4. Recognize academic challenges
As if self-discovery wasn’t enough of a task, there are academic challenges as well. While in elementary school, students usually have a homeroom teacher who teaches the bulk of their coursework each day. In middle school, this changes. Students move from one teacher to another for classes throughout the day. The course load itself is more rigorous as well, according to McIntosh. “Quizzes become tests become exams. The concept of earning a grade is introduced, collaboration continues while independence is increasing, and expectations are higher without a doubt.”
While difficult and at times overwhelming, the challenges of middle school provide students with opportunities to help them build a foundation for success. “They get overwhelmed by their courses at first, but then they learn. They are able to make mistakes and to fail, and then learn from it. They learn to be more organized, to self-advocate, and to prioritize,” says Corley.
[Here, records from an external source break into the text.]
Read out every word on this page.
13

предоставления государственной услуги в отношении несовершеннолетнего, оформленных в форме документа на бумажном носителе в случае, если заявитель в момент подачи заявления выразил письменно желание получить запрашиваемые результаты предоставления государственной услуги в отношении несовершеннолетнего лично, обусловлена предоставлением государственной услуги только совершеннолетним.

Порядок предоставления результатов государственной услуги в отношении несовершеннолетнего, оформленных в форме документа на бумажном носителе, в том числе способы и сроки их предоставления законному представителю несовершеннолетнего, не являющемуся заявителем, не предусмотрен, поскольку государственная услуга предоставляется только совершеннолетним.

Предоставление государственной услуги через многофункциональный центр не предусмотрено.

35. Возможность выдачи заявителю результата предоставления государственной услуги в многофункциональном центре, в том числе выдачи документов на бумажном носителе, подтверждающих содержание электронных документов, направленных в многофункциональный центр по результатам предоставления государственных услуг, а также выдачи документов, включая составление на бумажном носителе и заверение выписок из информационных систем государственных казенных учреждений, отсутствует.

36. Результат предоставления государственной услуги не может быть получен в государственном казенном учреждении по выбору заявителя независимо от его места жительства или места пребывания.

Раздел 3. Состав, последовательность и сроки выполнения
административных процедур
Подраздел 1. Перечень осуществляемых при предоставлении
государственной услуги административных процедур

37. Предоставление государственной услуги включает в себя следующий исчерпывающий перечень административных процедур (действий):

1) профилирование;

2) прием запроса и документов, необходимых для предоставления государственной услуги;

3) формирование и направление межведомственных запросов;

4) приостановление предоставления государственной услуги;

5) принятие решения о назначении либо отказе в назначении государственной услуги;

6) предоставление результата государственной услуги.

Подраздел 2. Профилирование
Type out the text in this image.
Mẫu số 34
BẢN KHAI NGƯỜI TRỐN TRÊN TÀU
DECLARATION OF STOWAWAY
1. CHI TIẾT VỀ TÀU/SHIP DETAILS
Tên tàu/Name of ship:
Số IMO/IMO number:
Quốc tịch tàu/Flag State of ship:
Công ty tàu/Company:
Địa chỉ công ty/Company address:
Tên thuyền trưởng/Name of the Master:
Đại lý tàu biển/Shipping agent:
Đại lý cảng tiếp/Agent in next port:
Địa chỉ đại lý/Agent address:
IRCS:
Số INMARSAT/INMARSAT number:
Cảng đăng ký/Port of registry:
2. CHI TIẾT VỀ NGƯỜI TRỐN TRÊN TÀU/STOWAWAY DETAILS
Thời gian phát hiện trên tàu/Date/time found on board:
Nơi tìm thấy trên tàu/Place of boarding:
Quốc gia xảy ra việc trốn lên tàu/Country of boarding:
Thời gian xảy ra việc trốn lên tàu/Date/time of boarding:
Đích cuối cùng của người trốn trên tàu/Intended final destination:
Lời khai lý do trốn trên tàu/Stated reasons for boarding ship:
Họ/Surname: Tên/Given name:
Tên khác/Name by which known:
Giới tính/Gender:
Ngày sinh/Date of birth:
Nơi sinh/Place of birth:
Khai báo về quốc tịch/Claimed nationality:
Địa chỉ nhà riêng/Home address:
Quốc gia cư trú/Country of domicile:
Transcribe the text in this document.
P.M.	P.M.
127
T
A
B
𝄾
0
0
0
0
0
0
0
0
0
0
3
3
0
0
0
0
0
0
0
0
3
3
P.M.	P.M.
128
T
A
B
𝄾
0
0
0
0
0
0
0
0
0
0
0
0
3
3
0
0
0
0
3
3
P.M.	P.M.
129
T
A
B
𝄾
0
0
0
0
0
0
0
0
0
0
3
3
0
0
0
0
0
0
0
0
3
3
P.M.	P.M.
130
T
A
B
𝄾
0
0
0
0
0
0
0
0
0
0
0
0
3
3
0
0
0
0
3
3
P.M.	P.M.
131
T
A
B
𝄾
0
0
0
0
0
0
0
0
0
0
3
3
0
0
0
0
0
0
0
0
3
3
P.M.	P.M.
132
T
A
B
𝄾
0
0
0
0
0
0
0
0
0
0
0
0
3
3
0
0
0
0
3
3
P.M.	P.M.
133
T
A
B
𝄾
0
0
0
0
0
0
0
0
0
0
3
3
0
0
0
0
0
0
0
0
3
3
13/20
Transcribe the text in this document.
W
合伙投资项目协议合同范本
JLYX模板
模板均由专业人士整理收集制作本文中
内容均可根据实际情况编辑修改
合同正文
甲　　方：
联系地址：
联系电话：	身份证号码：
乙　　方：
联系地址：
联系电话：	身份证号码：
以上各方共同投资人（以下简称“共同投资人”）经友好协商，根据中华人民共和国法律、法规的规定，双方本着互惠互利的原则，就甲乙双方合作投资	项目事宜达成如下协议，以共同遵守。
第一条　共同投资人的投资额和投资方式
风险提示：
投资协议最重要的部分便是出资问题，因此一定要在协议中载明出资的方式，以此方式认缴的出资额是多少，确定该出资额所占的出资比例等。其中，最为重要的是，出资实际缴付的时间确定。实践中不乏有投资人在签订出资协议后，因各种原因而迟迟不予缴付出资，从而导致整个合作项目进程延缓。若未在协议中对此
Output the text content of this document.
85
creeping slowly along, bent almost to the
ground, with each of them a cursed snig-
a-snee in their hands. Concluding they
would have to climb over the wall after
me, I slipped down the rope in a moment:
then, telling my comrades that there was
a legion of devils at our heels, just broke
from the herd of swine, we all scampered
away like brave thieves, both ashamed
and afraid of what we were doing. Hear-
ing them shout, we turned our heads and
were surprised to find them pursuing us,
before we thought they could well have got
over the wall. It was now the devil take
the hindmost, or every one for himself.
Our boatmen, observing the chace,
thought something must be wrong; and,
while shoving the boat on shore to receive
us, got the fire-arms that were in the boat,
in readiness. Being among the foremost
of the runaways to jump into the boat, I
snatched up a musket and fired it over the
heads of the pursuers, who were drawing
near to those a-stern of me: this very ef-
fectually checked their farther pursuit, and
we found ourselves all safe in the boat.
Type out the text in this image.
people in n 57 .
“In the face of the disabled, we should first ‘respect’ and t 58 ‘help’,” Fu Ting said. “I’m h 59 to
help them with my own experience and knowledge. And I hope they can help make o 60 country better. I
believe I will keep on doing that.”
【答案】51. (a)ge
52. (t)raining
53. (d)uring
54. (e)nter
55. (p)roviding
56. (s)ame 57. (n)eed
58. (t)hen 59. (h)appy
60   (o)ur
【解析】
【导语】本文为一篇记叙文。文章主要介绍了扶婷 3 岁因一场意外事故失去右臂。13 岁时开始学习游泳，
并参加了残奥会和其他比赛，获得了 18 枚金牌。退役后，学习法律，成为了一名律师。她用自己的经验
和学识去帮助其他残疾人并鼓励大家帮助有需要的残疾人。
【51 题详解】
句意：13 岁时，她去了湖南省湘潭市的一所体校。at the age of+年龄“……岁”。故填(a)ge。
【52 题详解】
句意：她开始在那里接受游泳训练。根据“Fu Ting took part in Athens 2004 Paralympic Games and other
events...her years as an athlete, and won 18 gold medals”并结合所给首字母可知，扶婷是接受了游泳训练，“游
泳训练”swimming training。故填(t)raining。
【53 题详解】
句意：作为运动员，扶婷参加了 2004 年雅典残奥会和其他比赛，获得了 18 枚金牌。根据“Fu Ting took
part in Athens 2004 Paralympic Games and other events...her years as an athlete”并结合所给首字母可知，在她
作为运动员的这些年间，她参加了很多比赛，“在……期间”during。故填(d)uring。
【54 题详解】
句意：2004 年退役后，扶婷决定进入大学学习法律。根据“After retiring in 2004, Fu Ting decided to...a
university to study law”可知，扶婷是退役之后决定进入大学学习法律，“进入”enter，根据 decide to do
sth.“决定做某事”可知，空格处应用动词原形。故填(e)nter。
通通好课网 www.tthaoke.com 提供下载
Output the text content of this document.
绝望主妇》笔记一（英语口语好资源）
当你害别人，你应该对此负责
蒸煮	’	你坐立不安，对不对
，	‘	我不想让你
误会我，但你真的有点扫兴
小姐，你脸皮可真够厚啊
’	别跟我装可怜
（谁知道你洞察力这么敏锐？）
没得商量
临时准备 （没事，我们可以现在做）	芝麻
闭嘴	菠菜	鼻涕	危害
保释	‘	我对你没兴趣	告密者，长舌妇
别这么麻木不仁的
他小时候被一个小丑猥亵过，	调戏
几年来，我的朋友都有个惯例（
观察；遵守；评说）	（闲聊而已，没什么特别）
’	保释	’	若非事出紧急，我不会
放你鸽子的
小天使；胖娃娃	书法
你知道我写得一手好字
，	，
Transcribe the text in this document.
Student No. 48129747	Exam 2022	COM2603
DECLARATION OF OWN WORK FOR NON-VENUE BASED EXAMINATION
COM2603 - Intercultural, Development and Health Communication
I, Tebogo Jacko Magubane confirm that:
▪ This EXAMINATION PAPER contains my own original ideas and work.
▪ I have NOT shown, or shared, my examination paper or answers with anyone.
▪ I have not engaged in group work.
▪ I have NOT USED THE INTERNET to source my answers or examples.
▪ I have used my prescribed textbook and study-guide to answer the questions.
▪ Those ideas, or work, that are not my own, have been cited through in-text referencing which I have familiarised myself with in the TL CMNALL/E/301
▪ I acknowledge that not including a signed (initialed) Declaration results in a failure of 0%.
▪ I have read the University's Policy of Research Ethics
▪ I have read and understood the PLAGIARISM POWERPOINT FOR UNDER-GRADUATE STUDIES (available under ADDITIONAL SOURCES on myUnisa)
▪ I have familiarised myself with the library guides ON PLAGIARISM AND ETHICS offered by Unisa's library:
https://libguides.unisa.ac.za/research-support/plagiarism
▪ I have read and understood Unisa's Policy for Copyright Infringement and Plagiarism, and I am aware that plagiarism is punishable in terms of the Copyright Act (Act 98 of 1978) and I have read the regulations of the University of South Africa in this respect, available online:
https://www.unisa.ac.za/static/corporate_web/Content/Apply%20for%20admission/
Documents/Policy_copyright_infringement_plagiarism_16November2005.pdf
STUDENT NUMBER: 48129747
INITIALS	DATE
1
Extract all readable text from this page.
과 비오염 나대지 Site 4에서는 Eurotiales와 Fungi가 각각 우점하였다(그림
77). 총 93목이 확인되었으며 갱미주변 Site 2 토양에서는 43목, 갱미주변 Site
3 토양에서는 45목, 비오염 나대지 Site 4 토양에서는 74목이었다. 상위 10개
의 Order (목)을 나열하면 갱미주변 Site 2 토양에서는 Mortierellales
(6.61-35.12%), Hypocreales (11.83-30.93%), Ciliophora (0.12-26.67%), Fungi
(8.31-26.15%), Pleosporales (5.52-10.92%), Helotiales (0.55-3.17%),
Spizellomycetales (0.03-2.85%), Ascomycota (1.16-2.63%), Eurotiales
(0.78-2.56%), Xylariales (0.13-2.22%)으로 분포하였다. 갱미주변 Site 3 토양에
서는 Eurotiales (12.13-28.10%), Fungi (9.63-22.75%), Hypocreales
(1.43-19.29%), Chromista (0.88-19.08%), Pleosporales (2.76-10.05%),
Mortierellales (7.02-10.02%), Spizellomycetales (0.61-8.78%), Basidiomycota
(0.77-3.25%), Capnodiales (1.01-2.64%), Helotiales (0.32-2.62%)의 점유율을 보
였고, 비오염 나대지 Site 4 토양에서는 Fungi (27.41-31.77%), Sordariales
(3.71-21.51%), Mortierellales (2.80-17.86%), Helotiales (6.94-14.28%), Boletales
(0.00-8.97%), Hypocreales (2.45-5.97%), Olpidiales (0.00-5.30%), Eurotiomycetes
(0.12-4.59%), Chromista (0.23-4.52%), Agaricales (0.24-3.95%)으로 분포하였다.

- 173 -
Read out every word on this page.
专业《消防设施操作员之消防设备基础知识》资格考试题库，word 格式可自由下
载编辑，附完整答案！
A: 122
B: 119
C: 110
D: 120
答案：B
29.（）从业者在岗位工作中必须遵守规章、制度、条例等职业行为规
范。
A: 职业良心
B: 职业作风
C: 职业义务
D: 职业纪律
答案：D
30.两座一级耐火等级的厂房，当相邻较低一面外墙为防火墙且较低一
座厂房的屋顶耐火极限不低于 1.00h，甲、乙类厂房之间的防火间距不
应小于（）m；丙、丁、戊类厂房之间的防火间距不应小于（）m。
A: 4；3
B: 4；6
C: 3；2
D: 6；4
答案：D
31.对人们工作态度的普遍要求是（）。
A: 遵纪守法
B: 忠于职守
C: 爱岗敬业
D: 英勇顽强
5. Provide support and encouragement
With that in mind, Corley urges parents to “trust the educators in this building.” At Roeper, the faculty and staff communicate constantly about each child, focusing on both their academic and social well-being. They structure their curriculum to do more than just teach a subject, but to also teach important life skills. “Group work, sometimes with kids who don’t necessarily like each other, helps them learn to cooperate with all sorts of people. Tasks that are more challenging help them learn to persevere and to seek help when they need it,” says Corley.
“You know your child best, so communicate not only with them, but with their teachers,” says Corley, who has worked in middle schools for 10 years. He also advises parents to help their kid out of their comfort zone.
“Help and support your kid if they are struggling, and if they’re not struggling, help them get into something they don’t naturally excel at. It’s good for kids to know what it feels like to not be the best at things, and to have to work at something to get better. It teaches them perseverance.”
As you and your child adjust to middle school, McIntosh further emphasizes the importance of providing a strong support system. “For students to feel safe and confident to discover who they are, what they’re passionate about, what’s different about them than their peers, they need to feel as though they are well known, trusted and supported by the adults in their life.”